This question was asked by an attendee during the Proformative
A video of the webinar can be viewed here https://www.proformative.com/resources/webinar-video-whats-stopping-cfos-moving-
If you are in a private cloud, don't you have the same software upgrade cycle process as on-premise solutions? (Webinar Attendee Question)
Answers
In general yes, administering your servers in a private cloud is roughly analogous in cost to managing servers on-premise. Where you can get some economies of scale is in reduced capital costs to run your own data center (so while you're not sharing your servers, you are sharing the building, HVAC, personnel).
Private cloud is an option for firms that are considering outsourcing their datacenters. Often, the motive is not to reduce costs but rather to make them more predictable.
In a true Software as a Service (SaaS) model in a private cloud, the solution includes software support, the underlying hardware layer (so you’re not buying your own equipment) the application upgrades, and any maintenance costs. If you elected to host software in a data center, then you would be responsible for software upgrades and maintenance fees. The bottom line is, with a private cloud you get better economies of scale than you would on-premise or through a pure hosted model, but more customization and dedicated resources than a public cloud.

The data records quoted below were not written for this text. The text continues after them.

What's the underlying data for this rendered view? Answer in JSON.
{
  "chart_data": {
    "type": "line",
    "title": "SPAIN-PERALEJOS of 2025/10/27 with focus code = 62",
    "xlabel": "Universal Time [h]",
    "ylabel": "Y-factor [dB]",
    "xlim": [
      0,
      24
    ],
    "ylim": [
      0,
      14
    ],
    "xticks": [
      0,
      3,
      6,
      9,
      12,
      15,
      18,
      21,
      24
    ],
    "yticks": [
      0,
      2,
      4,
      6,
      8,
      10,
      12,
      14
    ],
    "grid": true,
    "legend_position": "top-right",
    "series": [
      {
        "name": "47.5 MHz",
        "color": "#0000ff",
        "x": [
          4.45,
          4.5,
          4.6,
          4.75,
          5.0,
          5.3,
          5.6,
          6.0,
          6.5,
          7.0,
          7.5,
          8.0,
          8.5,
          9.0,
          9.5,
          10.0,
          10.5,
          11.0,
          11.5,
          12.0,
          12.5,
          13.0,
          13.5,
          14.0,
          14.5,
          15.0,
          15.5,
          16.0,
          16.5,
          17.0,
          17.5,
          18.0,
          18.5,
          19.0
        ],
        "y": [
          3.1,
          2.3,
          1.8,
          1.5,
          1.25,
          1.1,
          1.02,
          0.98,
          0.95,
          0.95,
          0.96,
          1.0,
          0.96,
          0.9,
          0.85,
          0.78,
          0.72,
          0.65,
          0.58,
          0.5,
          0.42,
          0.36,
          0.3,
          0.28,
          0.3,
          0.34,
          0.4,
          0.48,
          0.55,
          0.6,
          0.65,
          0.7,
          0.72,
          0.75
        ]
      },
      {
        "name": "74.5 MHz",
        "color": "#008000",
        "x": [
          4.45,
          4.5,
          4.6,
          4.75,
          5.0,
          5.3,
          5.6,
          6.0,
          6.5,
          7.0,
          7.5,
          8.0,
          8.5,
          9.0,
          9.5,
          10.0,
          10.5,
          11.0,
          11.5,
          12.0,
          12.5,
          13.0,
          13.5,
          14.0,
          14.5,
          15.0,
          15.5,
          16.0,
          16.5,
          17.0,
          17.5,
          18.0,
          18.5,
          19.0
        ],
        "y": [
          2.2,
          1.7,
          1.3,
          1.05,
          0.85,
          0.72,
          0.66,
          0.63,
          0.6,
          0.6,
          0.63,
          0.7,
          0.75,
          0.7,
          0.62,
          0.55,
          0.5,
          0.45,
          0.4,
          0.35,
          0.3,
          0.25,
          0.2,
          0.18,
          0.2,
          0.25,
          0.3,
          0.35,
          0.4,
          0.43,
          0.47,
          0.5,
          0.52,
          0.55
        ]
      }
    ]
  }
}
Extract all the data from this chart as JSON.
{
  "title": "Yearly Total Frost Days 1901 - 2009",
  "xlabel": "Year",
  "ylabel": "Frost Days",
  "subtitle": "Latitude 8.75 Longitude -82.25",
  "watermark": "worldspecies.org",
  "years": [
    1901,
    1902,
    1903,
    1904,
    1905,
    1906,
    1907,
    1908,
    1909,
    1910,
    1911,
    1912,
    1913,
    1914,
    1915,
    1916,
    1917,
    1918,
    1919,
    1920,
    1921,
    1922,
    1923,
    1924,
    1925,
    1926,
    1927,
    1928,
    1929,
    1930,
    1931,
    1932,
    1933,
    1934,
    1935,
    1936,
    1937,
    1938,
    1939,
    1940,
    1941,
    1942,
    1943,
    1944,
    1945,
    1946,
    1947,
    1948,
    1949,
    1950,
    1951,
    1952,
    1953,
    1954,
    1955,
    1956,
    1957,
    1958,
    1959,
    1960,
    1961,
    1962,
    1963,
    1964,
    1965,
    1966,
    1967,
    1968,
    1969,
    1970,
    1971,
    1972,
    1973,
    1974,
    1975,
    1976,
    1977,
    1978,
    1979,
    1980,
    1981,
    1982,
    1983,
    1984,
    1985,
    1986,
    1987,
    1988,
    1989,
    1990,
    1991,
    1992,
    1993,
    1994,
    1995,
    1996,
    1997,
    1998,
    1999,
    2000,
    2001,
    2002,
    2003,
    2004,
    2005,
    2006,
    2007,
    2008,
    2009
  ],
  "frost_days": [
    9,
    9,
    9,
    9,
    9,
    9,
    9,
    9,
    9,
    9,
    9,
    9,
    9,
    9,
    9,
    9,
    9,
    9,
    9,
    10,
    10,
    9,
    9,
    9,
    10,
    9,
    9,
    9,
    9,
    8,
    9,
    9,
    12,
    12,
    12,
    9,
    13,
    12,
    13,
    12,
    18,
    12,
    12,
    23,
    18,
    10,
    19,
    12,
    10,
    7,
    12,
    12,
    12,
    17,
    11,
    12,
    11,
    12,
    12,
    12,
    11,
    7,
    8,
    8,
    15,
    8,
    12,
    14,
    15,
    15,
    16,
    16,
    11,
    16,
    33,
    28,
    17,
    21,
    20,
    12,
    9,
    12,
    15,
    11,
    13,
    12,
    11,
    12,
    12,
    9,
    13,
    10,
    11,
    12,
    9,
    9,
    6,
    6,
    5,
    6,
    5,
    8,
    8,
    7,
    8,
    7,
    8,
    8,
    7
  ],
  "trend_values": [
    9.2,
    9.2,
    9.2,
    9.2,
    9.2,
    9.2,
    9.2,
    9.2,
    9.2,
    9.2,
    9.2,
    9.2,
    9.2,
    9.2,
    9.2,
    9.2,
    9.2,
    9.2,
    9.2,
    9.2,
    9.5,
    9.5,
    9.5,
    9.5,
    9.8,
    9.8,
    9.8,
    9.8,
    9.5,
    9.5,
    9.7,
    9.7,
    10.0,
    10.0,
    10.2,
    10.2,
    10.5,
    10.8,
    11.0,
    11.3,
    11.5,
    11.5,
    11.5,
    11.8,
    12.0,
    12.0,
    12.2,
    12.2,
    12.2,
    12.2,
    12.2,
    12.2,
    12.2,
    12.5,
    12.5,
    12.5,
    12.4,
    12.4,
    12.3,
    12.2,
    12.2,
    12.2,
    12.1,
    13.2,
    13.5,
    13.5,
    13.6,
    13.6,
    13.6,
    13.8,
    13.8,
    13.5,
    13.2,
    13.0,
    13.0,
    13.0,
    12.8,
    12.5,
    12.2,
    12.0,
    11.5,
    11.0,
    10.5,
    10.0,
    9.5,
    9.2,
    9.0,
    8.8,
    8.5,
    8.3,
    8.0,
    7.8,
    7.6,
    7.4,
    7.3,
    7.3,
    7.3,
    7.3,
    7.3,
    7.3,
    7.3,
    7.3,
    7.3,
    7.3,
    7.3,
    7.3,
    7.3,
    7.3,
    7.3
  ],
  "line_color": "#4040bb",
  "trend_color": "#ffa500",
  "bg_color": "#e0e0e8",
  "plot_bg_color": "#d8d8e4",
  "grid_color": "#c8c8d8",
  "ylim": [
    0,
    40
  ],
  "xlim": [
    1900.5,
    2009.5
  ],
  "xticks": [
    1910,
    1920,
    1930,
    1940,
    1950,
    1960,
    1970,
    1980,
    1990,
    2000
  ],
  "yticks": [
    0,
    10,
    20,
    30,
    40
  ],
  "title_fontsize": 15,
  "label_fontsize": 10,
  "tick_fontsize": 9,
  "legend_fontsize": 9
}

I agree with Donald and Greg, with a caveat: not all vendors and software industries are applying the same principle to private cloud.
In the cash and TWS industry, private cloud is closer to an ASP model, not SaaS (single tenancy, rather than multi-tenancy). It is indeed accepted that to profit from cloud privacy, you cannot share the same software resources as other customers. It is typically what cloud-provider Microsoft and Rackspace proposes: the economy of scale and included maintenance without the hassle of performance drop at month-end.
In this case, hardware maintenance and security is the responsibility of cloud provider while software upgrade and daily monitoring usually falls under the customer's.